Sementara itu, Linda Tagie mengangkat dimensi lain yang sering terabaikan dalam diskursus pembangunan, yakni relasi kuasa gender. Menurutnya, perempuan tidak hanya mengalami dampak ekologis, tetapi juga menghadapi berbagai bentuk diskriminasi dalam proses pengambilan keputusan.

Perempuan kerap ditempatkan sebagai objek pembangunan, bukan subjek yang memiliki hak untuk menentukan arah pembangunan di wilayahnya. Suara perempuan yang menyampaikan kritik terhadap proyek-proyek yang berpotensi merusak lingkungan sering kali dipandang sebagai hambatan investasi atau bahkan ancaman terhadap agenda pembangunan nasional.

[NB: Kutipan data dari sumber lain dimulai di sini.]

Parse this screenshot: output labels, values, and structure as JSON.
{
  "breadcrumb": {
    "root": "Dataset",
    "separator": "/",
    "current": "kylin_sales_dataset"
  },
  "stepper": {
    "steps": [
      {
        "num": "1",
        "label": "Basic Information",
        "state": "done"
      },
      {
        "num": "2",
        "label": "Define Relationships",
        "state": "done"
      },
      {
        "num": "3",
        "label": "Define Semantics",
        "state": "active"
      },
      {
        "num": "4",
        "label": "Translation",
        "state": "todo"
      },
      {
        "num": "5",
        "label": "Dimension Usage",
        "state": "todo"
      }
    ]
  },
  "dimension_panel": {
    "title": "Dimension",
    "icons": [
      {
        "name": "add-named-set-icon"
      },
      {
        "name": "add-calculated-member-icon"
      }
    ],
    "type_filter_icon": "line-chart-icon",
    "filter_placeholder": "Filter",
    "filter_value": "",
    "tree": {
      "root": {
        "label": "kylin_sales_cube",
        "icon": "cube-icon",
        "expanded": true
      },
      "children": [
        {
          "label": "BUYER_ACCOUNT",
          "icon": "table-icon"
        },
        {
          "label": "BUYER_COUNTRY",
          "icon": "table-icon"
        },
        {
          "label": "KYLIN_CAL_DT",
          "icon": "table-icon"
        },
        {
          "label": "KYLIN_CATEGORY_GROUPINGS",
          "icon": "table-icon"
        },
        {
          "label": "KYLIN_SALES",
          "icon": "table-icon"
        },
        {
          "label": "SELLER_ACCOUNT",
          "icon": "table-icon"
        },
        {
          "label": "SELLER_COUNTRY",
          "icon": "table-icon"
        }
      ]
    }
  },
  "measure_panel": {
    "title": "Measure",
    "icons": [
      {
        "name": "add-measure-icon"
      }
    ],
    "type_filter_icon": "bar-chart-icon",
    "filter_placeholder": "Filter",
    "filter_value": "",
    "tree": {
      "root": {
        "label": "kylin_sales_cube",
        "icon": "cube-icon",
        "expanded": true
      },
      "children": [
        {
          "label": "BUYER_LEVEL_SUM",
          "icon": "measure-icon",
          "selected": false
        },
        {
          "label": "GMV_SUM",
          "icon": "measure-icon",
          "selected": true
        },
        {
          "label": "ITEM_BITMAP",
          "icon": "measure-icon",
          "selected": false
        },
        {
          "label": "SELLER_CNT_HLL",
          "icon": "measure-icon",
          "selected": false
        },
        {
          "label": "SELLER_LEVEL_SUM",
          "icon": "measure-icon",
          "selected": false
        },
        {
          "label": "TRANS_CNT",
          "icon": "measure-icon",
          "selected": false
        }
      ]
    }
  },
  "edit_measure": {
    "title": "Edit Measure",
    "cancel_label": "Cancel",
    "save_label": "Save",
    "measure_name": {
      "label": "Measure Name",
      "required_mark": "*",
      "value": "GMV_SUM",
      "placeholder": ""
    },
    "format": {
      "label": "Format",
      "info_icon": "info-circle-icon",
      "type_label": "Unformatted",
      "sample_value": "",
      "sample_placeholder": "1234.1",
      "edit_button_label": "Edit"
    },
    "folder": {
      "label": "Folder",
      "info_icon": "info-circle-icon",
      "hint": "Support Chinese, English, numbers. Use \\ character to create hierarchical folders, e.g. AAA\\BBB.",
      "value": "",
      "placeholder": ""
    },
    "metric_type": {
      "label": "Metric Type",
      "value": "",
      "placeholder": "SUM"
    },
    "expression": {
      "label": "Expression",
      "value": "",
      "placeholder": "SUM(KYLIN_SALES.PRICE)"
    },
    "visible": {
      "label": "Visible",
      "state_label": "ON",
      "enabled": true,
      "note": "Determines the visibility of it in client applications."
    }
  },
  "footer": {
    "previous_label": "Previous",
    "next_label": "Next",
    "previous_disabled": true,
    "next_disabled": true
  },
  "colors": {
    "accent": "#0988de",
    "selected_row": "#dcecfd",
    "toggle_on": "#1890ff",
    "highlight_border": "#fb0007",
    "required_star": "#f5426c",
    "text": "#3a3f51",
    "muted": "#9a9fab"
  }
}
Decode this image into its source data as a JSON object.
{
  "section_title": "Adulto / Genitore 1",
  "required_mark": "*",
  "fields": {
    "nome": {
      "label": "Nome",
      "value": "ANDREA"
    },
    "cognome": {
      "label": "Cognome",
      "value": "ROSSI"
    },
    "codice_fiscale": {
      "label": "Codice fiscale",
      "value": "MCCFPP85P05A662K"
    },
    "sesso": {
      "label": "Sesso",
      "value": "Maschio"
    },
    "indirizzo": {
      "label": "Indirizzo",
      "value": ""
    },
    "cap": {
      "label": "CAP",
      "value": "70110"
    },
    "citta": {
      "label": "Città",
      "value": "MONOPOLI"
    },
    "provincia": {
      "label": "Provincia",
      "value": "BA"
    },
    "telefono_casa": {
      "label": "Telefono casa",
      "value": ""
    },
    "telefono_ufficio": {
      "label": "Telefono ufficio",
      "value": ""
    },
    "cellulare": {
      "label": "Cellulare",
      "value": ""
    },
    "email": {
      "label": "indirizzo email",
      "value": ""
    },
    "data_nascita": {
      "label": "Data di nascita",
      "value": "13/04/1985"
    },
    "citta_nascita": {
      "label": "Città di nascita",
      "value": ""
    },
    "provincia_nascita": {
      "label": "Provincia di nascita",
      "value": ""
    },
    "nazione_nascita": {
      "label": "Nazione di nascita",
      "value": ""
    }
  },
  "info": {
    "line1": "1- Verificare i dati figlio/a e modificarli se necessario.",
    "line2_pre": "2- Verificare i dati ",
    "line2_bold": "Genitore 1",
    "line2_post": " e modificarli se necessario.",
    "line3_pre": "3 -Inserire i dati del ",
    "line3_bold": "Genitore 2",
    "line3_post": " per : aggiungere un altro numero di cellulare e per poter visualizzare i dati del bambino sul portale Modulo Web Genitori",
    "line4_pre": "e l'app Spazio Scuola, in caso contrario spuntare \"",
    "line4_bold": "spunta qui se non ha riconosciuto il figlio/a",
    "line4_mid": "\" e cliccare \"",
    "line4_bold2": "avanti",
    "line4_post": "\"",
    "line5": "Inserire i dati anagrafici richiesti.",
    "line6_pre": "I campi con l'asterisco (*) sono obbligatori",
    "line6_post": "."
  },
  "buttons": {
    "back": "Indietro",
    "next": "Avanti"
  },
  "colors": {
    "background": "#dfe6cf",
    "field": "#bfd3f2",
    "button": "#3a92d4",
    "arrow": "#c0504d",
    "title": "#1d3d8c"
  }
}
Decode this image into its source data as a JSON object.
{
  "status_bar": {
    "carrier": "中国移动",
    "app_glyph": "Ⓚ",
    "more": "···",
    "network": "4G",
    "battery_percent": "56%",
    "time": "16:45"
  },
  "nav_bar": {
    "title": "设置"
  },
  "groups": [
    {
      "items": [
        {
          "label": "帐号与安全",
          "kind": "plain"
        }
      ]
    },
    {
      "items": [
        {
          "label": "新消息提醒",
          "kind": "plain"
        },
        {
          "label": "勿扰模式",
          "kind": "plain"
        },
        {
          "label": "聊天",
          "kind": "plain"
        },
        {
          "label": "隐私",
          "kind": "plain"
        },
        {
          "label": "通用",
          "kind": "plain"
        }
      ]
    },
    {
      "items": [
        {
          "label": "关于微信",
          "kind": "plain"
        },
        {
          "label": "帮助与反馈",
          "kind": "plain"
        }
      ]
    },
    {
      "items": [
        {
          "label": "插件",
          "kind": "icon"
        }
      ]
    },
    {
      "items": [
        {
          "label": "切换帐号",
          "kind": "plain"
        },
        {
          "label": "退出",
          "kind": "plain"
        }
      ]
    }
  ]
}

Dalam perspektif hak asasi manusia, kondisi tersebut menunjukkan adanya pembatasan terhadap hak partisipasi publik yang merupakan elemen penting dalam tata kelola lingkungan yang demokratis. Ketika kelompok terdampak tidak memperoleh ruang yang setara untuk menyampaikan pendapat, maka kebijakan yang dihasilkan berpotensi melahirkan ketidakadilan baru.